Al presidente Santos se le ha puesto cuesta arriba su gestión de gobierno con un par de hechos ocurridos en los últimos días que le plantearán un reordenamiento de sus prioridades políticas en lo interno.

El primero es la decisión de la Corte Constitucional que, de un plumazo, eliminó la “vía rápida” a que aspiraba el gobierno para que el proceso de paz pactada con los narcoterroristas se materialice con prontitud. Esta corte que hace unos meses calificaba de “fin imperioso” la instrumentación de la paz ahora dicta una sentencia que, palabras más, palabras menos, pone el proceso de implementación a funcionar en cámara lenta, lo que a todas luces no es conveniente para quienes ejercen el poder y que fueron los artífices de los acuerdos de La Habana.

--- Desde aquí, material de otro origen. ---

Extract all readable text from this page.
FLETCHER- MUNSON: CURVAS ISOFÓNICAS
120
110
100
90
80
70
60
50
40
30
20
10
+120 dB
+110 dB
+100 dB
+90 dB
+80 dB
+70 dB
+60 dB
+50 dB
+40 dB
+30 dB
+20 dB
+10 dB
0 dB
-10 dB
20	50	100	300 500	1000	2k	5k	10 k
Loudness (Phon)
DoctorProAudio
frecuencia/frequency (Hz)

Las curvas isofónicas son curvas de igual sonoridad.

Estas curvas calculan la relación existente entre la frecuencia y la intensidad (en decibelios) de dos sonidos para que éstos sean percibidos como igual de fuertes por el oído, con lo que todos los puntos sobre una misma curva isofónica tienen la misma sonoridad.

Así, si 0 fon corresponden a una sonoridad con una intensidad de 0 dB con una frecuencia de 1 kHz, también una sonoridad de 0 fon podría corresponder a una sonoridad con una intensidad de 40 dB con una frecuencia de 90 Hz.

Esta decisión de la corte ha levantado una polvareda enorme entre los grupos políticos que están a favor y quienes están en contra de un acuerdo de paz que ya sabemos que no recibió el aval nacional en el plebiscito convocado a este fin. Pero si bien las facciones políticas han manifestado con pasión sus posiciones frente al frenazo impuesto por la corte, son las FARC las que han reaccionado más contundentemente ante el fallo de la corte. Estas, luego de emitir un comunicado rechazando la sentencia, se han declarado en asamblea permanente en todo el país y han afirmado que la decisión siembra una alta dosis de incertidumbre, justo cuando se acerca el momento de la dejación de armas.

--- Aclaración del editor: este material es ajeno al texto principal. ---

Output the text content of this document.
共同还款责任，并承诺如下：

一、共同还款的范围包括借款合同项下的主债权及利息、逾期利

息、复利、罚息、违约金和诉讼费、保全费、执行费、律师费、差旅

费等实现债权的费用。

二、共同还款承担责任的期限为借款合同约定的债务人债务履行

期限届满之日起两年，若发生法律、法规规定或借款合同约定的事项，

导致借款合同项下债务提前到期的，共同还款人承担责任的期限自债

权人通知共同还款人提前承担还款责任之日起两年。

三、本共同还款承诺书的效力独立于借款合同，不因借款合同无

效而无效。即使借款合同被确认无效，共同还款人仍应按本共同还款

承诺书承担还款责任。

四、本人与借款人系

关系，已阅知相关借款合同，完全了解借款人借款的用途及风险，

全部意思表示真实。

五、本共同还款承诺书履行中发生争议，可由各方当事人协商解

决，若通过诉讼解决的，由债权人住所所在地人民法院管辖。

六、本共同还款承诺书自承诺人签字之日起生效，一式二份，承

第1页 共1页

El chantaje de los irregulares consistente en un llamado a los poderes públicos para alcanzar la paz –su paz, valga aclararlo– no va dirigido al país en su conjunto, sino al otro lado del proceso negociador, que es el gobierno. Para cualquier observador es claro que lo que está en juego, si el proceso de implementación de los acuerdos de La Habana se torna lento, es la posibilidad de que las FARC puedan participar en las elecciones colombianas de 2018 como una fuerza política legal, lo que tendría lugar en un año. Las demoras que se puedan originar en el proceso legislativo para materializar los acuerdos pudieran ocasionar que la fuerza guerrillera no esté a tiempo para convertirse en un partido, lo que solo ocurrirá una vez que estas hayan entregado todo su material de guerra a Naciones Unidas.

El otro tema que debe atribular al presidente de Colombia es que el encuentro con Donald Trump no puede ser exhibido como un éxito para Colombia en todos sus elementos. Allí debe haber también recibido un “baldado” de agua fría, como se le llama en Colombia. Es cierto que entre los dos mandatarios hay una química positiva y algunos objetivos compartidos. Pero es también claro que el presidente de Estados Unidos puso sobre el tapete, al referirse a una colaboración futura entre las dos naciones, dos elementos en los que Estados Unidos están esperando de Colombia más de lo que esta nación está aportando.

Uno es el control del tráfico de droga hacia el resto del mundo –recordemos que Colombia hoy cuenta con 188.000 hectáreas de plantaciones destinadas a ese fin– y otra es la necesidad de una más proactiva actuación del gobierno de Santos en cuanto al desgobierno venezolano y la ausencia de democracia y de libertades del otro lado de la frontera. Quedó muy claro que Estados Unidos planteó una exigencia de reducción de la siembra y la producción de droga en Colombia, lo que requiere de un esfuerzo adicional en torno a la facilitación al narcotráfico que está teniendo lugar a través del territorio venezolano. Donald Trump hizo una inequívoca mención a estos temas en su aparición pública con su par colombiano. El presidente neogranadino esquivó el tema venezolano y no recogió el guante, pero lo que no podrá es olvidar que ello se ha vuelto parte indisoluble de la batalla antinarcóticos que está obligado a realizar en su país de cara a Estados Unidos.

Como les decía al inicio, la agenda del país vecino está mutando.